Go Fly a Tetrahedral Kite!
This workshop will introduce participants to the basic scientific principles of flight. Participants will build a colorful tetrahedral kite that can be flown. Materials will include color tissue paper, string, glue, and straws. The basic processes of manufacturing will be discussed to ensure a successful project.
Crazy Cool Crystals
Have you ever wondered how crystals grow in nature, like when you crack open a rock? Or have you seen some cool crystals in a museum and wondered ‘How do they get all of those different colors?’ Did you know that you can EAT some crystals?! In this program, participants will observe different types of crystals and set-up their own crystal-growing experiments. We will also learn how to make some crystals that you can eat for dessert!
Adventures in Coding
Want to learn coding but unsure where to begin? This is the course for you! We will use the program SCRATCH to learn how to create fun, interactive stories, games and aminations. You will learn how to create amazing games, animated images and songs in just minutes with a simple “drag and drop” interface. No previous programming knowledge needed. Join us as you start your coding adventure!
Mystery Samples from Planet Earth!
Participants in this fun, hands-on workshop will turn into mini scientists and identify unknown mystery samples that have been collected from our planet Earth. Participants will use electronic scales, magnets, their senses, observations and inferences to make a hypothesis about what might be in their mystery container. After all, this is what real scientists do when learning about planets that are too far away or dinosaurs from the past. Join the fun and see if you can make a scientific guess as to what’s in your container!

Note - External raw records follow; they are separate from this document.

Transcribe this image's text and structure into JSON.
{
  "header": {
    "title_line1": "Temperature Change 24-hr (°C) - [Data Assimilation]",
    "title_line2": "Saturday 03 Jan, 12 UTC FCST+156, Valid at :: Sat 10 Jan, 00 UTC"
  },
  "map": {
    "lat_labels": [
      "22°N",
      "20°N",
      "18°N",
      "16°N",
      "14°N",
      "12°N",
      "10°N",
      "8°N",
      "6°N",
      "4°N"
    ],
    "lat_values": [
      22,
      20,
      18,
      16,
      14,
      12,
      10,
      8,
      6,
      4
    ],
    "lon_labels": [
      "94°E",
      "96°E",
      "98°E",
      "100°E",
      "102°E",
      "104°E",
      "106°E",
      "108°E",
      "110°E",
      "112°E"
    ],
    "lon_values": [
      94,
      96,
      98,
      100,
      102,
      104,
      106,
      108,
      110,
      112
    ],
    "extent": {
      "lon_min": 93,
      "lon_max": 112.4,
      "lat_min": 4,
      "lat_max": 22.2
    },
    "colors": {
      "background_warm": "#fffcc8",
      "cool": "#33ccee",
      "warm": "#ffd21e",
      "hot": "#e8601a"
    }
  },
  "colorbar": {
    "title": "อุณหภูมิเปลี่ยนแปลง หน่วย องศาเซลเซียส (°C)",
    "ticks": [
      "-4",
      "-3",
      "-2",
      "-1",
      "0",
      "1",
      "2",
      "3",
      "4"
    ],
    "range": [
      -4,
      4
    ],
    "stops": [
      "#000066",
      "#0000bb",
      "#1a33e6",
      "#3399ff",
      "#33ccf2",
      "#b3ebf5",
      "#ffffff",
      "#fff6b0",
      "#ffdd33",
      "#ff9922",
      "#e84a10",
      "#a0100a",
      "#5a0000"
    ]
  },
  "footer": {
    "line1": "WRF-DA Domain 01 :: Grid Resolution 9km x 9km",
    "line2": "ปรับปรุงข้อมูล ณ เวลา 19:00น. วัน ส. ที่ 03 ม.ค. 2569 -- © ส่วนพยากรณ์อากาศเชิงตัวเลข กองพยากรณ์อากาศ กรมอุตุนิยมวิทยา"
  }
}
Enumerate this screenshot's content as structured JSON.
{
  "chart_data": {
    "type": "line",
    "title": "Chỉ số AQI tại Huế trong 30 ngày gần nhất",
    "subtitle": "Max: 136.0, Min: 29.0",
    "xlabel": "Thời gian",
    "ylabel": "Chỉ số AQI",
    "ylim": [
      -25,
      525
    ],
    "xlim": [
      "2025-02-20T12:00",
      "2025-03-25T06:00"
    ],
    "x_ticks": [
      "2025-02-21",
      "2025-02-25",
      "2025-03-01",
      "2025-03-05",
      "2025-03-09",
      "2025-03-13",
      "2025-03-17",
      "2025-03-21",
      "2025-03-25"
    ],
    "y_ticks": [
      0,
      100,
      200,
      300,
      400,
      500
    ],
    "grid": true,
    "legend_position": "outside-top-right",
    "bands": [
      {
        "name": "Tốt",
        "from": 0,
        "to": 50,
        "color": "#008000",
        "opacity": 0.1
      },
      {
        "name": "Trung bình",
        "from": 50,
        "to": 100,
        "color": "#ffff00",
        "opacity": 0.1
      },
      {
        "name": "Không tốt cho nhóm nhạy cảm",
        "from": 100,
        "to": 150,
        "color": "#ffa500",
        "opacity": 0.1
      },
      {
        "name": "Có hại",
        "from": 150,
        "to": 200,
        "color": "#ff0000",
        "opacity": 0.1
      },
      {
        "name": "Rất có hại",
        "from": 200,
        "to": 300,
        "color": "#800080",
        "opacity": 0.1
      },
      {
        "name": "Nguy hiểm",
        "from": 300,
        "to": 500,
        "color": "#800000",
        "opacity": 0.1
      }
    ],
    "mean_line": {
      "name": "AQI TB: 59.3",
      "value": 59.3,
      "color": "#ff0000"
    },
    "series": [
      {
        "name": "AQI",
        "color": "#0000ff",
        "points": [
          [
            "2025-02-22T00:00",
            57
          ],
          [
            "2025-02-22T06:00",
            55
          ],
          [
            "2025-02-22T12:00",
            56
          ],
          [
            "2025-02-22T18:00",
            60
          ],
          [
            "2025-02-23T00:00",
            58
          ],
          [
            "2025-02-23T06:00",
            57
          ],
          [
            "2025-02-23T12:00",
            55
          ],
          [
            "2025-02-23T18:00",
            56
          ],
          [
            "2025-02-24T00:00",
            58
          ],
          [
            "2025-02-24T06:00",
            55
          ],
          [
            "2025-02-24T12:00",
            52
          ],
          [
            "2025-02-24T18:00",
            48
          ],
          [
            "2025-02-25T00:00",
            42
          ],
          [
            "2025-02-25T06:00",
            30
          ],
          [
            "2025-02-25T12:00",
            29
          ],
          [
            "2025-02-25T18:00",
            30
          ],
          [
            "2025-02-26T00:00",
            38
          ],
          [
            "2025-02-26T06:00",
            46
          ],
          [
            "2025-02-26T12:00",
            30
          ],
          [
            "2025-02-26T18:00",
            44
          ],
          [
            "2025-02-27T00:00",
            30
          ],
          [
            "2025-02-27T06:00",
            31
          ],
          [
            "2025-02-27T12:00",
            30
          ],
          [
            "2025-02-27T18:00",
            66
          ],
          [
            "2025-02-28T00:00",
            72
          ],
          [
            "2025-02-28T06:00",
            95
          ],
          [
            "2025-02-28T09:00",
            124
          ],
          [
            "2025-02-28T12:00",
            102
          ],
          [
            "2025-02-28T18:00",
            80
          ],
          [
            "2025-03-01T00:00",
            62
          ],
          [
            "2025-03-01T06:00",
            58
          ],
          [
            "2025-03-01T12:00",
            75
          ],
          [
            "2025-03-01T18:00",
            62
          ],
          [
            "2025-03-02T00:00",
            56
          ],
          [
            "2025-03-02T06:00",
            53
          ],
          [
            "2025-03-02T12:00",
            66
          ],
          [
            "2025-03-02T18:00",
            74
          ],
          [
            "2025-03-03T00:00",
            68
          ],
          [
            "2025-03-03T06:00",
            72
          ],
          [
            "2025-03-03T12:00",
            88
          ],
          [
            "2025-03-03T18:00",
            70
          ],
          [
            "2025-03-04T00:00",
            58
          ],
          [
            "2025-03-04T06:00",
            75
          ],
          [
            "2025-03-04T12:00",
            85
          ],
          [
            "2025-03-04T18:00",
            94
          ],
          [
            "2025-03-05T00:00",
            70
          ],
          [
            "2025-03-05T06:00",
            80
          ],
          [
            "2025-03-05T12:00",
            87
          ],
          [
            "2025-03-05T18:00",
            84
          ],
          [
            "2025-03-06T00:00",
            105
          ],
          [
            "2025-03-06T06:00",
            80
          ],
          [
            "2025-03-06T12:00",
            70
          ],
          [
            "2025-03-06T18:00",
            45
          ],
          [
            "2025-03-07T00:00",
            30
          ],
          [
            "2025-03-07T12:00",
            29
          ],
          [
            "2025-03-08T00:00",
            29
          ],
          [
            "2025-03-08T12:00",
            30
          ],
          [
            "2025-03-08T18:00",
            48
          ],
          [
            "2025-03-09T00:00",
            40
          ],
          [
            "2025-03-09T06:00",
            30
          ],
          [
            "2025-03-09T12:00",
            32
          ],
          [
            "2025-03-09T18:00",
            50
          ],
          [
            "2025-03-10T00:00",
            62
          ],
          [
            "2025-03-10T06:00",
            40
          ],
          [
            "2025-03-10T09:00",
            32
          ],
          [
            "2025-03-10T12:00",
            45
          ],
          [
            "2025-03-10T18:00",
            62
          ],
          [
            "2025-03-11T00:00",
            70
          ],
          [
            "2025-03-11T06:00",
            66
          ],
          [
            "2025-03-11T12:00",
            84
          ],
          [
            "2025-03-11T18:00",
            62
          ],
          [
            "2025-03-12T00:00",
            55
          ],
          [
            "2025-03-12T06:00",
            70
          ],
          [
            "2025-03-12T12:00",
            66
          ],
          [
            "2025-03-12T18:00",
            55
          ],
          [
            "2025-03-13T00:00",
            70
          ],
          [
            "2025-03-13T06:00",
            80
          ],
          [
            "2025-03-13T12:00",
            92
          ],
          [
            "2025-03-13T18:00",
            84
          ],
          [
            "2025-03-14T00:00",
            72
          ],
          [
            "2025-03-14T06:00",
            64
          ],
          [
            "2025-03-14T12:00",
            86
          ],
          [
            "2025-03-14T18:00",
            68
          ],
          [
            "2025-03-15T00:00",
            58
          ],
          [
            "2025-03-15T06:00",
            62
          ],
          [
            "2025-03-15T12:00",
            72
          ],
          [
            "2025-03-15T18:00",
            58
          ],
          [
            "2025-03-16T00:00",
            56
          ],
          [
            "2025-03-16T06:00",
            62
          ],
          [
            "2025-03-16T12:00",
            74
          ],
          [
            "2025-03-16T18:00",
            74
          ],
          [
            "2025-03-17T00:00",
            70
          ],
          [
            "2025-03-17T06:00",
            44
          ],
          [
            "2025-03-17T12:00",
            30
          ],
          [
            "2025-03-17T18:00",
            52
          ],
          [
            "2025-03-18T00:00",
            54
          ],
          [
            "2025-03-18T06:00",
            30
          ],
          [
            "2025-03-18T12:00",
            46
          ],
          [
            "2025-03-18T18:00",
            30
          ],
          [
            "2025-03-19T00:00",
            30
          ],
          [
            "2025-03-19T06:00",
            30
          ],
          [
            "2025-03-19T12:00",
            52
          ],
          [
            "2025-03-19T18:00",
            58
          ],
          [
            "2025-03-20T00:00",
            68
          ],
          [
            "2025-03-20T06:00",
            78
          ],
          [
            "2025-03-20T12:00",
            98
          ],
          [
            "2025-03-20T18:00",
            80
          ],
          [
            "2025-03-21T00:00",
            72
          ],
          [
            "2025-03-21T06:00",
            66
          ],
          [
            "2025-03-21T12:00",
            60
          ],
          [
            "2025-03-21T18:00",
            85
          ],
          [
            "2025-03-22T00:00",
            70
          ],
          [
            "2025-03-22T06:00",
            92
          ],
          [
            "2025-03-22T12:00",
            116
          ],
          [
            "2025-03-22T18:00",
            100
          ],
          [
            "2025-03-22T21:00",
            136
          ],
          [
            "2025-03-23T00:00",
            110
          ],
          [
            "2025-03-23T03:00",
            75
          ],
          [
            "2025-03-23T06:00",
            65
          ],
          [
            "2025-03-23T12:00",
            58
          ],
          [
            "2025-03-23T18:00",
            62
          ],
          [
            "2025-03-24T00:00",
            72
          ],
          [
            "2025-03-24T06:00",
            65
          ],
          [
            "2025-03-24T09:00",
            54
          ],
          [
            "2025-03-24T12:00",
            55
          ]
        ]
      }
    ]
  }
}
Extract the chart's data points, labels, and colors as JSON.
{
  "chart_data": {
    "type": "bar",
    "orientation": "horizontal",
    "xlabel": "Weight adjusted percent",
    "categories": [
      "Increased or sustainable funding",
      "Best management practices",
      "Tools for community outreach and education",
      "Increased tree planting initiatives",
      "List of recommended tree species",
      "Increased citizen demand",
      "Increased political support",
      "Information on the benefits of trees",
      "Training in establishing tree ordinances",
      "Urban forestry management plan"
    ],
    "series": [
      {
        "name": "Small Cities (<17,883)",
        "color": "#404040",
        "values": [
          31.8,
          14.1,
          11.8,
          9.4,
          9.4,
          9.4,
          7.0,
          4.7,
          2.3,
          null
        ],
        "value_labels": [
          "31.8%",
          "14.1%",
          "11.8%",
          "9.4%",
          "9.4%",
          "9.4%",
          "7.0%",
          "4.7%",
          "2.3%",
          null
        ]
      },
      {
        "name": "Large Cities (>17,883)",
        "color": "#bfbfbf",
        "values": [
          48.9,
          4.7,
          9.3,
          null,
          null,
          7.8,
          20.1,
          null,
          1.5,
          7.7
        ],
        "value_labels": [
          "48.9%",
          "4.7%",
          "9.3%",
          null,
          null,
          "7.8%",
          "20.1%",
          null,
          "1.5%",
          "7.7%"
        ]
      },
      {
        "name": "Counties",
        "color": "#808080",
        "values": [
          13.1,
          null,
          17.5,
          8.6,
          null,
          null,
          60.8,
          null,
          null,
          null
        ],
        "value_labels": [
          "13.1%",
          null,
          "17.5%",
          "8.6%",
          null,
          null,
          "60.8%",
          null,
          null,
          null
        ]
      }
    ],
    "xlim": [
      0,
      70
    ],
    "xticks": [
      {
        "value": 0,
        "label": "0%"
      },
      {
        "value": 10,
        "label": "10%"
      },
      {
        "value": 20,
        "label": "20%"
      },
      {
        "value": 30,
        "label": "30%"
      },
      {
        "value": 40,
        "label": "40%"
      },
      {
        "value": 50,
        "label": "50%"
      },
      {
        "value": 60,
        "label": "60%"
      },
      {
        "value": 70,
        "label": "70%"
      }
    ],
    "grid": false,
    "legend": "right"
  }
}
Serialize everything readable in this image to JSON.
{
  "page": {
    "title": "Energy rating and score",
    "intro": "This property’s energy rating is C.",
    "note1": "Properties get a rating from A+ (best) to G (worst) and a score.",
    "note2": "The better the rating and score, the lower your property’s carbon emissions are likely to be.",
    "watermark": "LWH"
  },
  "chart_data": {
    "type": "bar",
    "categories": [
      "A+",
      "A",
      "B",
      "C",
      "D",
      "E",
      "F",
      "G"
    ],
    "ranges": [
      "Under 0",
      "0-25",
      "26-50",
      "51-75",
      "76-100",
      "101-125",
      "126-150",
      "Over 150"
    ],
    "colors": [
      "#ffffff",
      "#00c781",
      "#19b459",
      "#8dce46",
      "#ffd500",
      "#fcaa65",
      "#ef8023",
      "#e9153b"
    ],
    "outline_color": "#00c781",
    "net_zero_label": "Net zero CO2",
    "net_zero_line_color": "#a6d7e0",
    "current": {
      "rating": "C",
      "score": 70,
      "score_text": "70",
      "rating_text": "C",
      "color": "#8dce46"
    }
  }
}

To understand solid geometry (3-D world), one must put their hands in motion. Understanding something intellectually and knowing the same thing tactilely are very different experiences. In this workshop, participants will build a math model through the use of unit/modular geometry. It is make and take. All you need to bring is patience, perseverance, and a sense of humor!
WHOOS’s in the Food Chain?
Have you ever wondered what role a top predator plays in an ecosystem? Let’s find out by looking at what an owl, a bird of prey, eats. After an owl consumes its prey, it spits up a ball of fur, bones, teeth and insect shells that is cannot digest. This is called an owl pellet. By dissecting this pellet, we will be able to determine what it had for dinner! Come and see what we find as we dissect the pellet, chart what we find and more!
Star Wars Science
This workshop is an interactive hands-on experience where students will have the opportunity to engage in activities that prompt them to explore parts of a favorite movie and determine what is factual and what is fiction. The students will travel to four stations to explore. The first station is the Planet of Tatoonine, here like Mars, there is not water, so students will explore moisture farming using salt and will create salt to take home. The second station involves Carbon-freezing, where students will combine vinegar and baking soda to learn how Han Solo was frozen. The third station is on the Planet of Mustafa, a molten lava world, where students will be engaged in making their own molten lava. As a closing station activity, students will learn about light sabers and if they are possible to make.
Introduction to Simple Machines-Building a Catapult
Participants will explore simple machines by building catapults. The catapults will be made from jumbo popsicles, rubber bands, and small cups. After building their catapults, the children will participate in a launching activity. The will use 2-3 objects of various masses and record the distance traveled when launched. After multiple trials, we will hold a discussion on how the force they applied and the object mass affected the launch distance.
What goes down must come up? The ups and downs of life in the water. Ever wonder how submarines dive and surface or ponder how fish can stay at one level without sinking? In this workshop you will learn how two opposing forces gravity and buoyancy control the movement of things in the water. Participants will design and build their own unique Cartesian diver to take home. These toys are educational, amusing and challenging. Eureka!